Appalachian State senior associate athletics director for strategic communications Joey Jones gave a similar statement through email, “variety of scenarios” are being discussed for what attendance will look like.

A spokesperson at Duke declined to comment, and officials at A&T could not be reached for comment.

Around the nation, similar discussions are being held.

“We don't know how we'll be coming back,” Kansas athletics director Jeff Long told the Associated Press. “We've modeled 15,000 to 16,000 in Memorial Stadium (for football), and to be honest with you, we've modeled Allen Fieldhouse, and I can't bring myself to look at it because I know how few people it will be and that's upsetting.”

Iowa State is planning for only 50% capacity in football, and Notre Dame athletics director Jack Swarbrick has already warned Irish football fans, "We won’t be at capacity."

After schools come to a conclusion on attendance, the rest of the machinery for college football can be determined.

“The additional sanitation needs," Fuller said. "How do we limit hand-to-hand contact, whether it’s with concessions transactions or having a bag checked at a gate?

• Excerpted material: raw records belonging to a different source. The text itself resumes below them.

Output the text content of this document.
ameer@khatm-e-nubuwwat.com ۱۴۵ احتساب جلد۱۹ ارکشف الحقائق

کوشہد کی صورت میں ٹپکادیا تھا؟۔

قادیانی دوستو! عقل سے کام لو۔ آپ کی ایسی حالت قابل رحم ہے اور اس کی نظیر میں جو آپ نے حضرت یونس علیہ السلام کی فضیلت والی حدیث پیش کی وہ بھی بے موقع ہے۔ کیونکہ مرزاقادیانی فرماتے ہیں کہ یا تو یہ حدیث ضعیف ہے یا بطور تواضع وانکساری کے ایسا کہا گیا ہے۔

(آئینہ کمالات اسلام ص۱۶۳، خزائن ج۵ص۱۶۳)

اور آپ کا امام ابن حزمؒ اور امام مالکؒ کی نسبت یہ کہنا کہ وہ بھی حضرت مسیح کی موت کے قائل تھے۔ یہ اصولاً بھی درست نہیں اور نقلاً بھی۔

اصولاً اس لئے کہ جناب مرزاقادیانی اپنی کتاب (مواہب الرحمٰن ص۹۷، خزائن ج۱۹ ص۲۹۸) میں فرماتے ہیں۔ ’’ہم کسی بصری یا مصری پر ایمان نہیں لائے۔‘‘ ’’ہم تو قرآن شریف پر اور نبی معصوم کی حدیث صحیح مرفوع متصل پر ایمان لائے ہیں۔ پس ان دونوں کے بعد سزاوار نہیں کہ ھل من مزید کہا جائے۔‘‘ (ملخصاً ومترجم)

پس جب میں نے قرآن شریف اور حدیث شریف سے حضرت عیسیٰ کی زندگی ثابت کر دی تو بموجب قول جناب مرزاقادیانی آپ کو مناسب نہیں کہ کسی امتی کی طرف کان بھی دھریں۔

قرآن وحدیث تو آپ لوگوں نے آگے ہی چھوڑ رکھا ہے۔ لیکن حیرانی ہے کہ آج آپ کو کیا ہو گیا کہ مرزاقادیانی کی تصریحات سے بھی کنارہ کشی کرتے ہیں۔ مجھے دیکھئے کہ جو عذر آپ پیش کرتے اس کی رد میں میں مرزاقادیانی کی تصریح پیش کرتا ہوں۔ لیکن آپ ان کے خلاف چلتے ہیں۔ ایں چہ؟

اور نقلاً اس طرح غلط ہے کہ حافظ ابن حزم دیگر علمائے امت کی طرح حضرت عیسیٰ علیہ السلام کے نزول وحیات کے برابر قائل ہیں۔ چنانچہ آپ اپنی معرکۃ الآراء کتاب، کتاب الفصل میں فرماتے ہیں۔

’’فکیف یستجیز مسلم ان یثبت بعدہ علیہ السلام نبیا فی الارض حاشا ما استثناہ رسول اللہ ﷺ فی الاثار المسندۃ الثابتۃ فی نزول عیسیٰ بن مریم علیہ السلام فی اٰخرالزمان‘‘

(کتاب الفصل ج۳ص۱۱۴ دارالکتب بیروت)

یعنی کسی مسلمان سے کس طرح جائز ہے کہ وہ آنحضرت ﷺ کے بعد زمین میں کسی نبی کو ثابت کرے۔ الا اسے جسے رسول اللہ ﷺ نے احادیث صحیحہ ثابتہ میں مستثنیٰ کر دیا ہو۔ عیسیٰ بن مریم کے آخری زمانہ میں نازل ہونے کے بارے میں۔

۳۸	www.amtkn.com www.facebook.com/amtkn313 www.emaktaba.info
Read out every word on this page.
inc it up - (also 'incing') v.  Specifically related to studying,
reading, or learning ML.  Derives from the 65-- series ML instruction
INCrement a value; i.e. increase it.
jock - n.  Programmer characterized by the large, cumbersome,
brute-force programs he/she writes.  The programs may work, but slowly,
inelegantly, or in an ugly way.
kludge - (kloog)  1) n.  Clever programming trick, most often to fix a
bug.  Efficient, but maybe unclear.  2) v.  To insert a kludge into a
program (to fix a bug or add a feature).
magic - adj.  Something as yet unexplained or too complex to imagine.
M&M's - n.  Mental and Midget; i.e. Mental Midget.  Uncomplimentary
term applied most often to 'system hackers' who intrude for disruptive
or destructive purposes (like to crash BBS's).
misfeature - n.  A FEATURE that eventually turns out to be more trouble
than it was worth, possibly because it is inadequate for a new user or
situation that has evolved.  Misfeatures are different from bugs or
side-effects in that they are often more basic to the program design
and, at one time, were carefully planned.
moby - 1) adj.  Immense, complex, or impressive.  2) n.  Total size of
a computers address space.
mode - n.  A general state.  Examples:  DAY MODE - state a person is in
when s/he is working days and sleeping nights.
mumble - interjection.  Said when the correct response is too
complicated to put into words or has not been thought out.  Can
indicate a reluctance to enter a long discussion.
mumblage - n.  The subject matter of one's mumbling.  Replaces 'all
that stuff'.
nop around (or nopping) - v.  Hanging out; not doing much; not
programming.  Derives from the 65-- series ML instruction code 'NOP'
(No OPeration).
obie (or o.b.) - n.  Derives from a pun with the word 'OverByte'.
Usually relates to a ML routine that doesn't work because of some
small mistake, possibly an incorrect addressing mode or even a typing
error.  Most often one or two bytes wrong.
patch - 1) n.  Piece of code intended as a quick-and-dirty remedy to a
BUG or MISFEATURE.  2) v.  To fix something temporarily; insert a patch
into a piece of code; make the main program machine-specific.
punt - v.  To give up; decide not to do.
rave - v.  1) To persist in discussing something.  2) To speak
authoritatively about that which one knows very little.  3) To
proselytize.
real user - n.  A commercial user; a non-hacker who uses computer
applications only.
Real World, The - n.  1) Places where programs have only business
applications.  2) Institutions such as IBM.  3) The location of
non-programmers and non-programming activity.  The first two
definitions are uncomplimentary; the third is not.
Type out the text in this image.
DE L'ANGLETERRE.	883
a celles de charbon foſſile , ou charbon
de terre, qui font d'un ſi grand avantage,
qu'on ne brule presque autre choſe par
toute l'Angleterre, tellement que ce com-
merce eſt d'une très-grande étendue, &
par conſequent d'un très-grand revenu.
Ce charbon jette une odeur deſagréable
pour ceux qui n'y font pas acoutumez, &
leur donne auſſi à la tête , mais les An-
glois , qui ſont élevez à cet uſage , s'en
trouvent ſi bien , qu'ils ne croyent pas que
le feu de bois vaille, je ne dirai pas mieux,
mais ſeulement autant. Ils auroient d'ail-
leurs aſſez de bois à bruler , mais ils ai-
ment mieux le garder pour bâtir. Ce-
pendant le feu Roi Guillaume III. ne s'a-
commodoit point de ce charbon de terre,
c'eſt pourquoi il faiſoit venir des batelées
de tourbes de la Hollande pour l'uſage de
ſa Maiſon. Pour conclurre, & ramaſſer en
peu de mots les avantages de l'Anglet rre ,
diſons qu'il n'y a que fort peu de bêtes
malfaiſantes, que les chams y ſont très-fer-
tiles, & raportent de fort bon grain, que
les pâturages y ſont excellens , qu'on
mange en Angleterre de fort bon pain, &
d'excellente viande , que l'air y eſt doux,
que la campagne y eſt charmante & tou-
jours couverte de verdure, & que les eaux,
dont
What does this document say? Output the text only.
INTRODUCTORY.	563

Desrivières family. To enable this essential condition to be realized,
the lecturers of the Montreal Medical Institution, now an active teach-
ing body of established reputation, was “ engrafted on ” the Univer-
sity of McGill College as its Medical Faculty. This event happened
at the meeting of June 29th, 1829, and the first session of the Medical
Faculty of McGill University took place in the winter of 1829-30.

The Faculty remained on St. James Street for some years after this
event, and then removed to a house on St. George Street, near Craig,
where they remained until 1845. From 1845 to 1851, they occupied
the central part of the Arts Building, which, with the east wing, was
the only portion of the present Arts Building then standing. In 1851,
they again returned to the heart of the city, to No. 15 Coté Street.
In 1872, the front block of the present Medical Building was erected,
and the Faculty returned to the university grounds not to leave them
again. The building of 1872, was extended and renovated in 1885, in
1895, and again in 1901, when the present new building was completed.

All of those things, we’re trying to walk through and figure out best practices.”

Concessions and merchandise sales account for revenue that may become a cost of social distancing. Thomas suggested the possibility of having pre-packaged meals available at WSSU games or allowing fans to bring food and drinks into the stadium, although not alcohol nor breakable containers.

Would the number of people in restrooms be monitored? Would people waiting to enter the stadium be spaced out in line? How will social distancing be implemented in luxury suites? Will visiting teams have their ticket allotments reduced? Will band members be socially distanced?

Figuring out how many people will be in the stadium to buy concessions or have bags checked at the gate is only the beginning of figuring out what football will look like come September.